|OPEC meets, negative feedback loop feared after China downgrade, and Fed minutes help tee up a June hike. Here are some of the things people in markets are talking about.|
West Texas Intermediate front-month futures snapped their five-session winning streak on Wednesday, a day before ministers from OPEC and other major oil-producing nations are poised to finalize a deal on production quotas. The Joint Ministerial Monitoring Committee recommended a nine-month extension of the cuts, paving the way for an agreement that had previously been endorsed by Russia, Saudi Arabia, and Iraq. Shrinking U.S. crude stockpiles failed to buoy prices Wednesday as traders looked ahead to the accord.
Day of Reckoning?
After being downgraded by Moody’s for the first time since 1989, China received a light scolding from MSCI Inc., whose chief executive said there were “a lot of issues to resolve” before its onshore stocks could be included in emerging-market benchmark gauges.

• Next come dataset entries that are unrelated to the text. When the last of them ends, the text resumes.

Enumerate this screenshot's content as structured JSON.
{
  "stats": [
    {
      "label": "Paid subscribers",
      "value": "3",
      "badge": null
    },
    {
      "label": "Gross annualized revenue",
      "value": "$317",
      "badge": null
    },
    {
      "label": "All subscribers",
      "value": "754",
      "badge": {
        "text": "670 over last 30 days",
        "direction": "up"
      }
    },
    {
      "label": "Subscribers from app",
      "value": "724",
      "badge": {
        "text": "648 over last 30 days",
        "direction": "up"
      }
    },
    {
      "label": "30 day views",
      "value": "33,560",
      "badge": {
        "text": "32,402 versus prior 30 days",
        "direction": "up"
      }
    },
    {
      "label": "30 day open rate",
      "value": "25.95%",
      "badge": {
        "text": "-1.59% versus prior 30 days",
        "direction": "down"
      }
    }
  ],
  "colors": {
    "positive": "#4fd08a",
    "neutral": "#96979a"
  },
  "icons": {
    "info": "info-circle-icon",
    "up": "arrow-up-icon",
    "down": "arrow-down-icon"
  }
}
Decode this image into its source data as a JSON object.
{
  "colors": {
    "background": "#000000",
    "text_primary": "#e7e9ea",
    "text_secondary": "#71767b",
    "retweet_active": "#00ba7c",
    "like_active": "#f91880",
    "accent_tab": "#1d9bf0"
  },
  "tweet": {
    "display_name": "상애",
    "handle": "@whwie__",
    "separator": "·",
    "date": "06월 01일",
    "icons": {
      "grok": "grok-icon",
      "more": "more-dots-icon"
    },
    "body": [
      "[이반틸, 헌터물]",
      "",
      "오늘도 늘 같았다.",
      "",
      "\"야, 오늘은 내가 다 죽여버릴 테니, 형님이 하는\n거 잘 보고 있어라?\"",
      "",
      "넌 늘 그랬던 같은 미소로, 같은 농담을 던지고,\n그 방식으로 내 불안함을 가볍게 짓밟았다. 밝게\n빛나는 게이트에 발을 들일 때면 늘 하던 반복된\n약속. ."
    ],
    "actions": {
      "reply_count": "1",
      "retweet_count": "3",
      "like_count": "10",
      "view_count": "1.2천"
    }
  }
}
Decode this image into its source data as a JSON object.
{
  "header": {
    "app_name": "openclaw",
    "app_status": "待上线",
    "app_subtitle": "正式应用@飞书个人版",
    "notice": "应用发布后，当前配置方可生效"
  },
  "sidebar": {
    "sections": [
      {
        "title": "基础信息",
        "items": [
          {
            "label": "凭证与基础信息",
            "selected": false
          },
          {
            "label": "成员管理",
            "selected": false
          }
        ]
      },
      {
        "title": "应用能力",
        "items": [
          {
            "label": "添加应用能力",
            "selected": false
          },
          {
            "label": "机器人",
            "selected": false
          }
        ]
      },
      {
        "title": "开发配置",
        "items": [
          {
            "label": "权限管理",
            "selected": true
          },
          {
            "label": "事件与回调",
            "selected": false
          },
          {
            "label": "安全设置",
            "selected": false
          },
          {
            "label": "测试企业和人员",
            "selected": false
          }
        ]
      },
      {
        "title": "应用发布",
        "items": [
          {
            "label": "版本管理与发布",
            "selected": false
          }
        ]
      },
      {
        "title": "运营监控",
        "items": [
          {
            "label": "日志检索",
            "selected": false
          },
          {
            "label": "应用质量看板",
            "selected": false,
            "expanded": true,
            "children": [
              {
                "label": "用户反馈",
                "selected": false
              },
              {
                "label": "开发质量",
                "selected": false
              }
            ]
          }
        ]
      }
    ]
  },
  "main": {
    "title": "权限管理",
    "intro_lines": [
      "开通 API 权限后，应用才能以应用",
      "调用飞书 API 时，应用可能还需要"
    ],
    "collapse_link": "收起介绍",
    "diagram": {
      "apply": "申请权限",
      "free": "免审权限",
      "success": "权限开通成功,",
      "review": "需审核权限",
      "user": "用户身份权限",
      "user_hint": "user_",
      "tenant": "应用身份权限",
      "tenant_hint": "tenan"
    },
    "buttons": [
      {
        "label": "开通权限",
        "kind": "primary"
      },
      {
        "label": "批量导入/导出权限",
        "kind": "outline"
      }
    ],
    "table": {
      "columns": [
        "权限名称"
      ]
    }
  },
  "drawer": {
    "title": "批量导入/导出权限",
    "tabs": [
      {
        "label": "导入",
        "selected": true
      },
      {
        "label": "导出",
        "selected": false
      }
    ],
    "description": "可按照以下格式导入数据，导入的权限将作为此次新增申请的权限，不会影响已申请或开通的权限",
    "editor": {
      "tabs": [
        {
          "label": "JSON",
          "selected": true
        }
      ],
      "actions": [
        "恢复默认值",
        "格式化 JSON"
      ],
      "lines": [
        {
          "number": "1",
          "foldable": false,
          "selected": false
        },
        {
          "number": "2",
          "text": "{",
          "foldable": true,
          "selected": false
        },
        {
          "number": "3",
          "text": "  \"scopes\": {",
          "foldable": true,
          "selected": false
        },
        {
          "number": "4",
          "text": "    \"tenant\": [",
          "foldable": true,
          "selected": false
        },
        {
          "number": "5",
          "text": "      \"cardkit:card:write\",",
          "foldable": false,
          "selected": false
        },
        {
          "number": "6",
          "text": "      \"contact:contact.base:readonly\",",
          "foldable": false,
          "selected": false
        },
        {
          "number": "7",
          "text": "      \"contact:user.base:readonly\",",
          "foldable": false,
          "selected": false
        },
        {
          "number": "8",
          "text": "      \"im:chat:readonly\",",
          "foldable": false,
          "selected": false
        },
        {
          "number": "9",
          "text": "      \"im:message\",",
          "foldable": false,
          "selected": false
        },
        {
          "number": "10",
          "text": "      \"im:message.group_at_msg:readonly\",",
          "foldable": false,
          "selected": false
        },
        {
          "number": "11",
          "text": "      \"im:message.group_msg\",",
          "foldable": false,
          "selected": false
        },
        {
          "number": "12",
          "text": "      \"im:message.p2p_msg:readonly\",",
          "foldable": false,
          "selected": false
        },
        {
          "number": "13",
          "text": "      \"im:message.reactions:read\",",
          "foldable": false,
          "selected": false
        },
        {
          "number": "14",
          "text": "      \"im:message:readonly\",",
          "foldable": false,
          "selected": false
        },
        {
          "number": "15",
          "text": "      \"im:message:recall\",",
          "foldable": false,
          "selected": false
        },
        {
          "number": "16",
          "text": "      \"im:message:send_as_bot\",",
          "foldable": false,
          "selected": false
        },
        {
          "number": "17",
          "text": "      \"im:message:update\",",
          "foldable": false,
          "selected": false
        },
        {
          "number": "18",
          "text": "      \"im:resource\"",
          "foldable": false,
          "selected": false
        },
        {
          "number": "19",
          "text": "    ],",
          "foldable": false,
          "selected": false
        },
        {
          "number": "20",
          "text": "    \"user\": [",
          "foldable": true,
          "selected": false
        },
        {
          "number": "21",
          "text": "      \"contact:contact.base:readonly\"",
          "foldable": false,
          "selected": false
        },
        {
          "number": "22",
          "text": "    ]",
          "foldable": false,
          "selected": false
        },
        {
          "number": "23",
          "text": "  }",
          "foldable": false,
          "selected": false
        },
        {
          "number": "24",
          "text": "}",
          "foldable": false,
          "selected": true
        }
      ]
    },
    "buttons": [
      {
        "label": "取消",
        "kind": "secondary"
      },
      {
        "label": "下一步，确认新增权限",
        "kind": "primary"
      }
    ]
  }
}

The warnings on debt could have perverse consequences, according to ANZ Group, which suggested it could create a negative feedback loop and prompt companies to borrow even more from domestic sources as international funding becomes more difficult to procure. Meanwhile, short-seller Carson Block of Muddy Waters LLC is continuing to bet against stocks in Hong Kong, saying he’s certain that China will face “a day of reckoning.”
Fed Plan Revealed
The minutes from the Federal Reserve’s May meeting showed most officials thought another interest rate hike would be appropriate “soon,” keeping the implied odds of tightening in June above 80 percent. The group also reached near-unanimity on an approach to balance sheet normalization that would see the central bank’s bond holdings shrink gradually, rather than ceasing reinvestments all at once, if enacted. The news failed to light a fire under the U.S. dollar or Treasury yields, both of which moved lower following this release.
The S&P 500 Index closed at an all-time high Wednesday, extending its winning streak to five sessions following its worst selloff of the year. The CBOE Volatility Index, better known as the VIX, briefly slipped below 10. The Canadian dollar was the best-performing G10 currency as the Bank of Canada kept interest rates unchanged and sounded an upbeat note on first-quarter economic data.
Another day of widespread weakness in the Japanese yen isn’t giving domestic equities a lift, with Nikkei 225 futures marginally in the red as of 5:30 a.m. Tokyo time. S&P/ASX 200 futures are pointing to a higher open. Chinese financial assets largely shrugged off the effect of Moody’s downgrade Wednesday, with a late-session comeback for the Shanghai Composite Index likely aided by government intervention.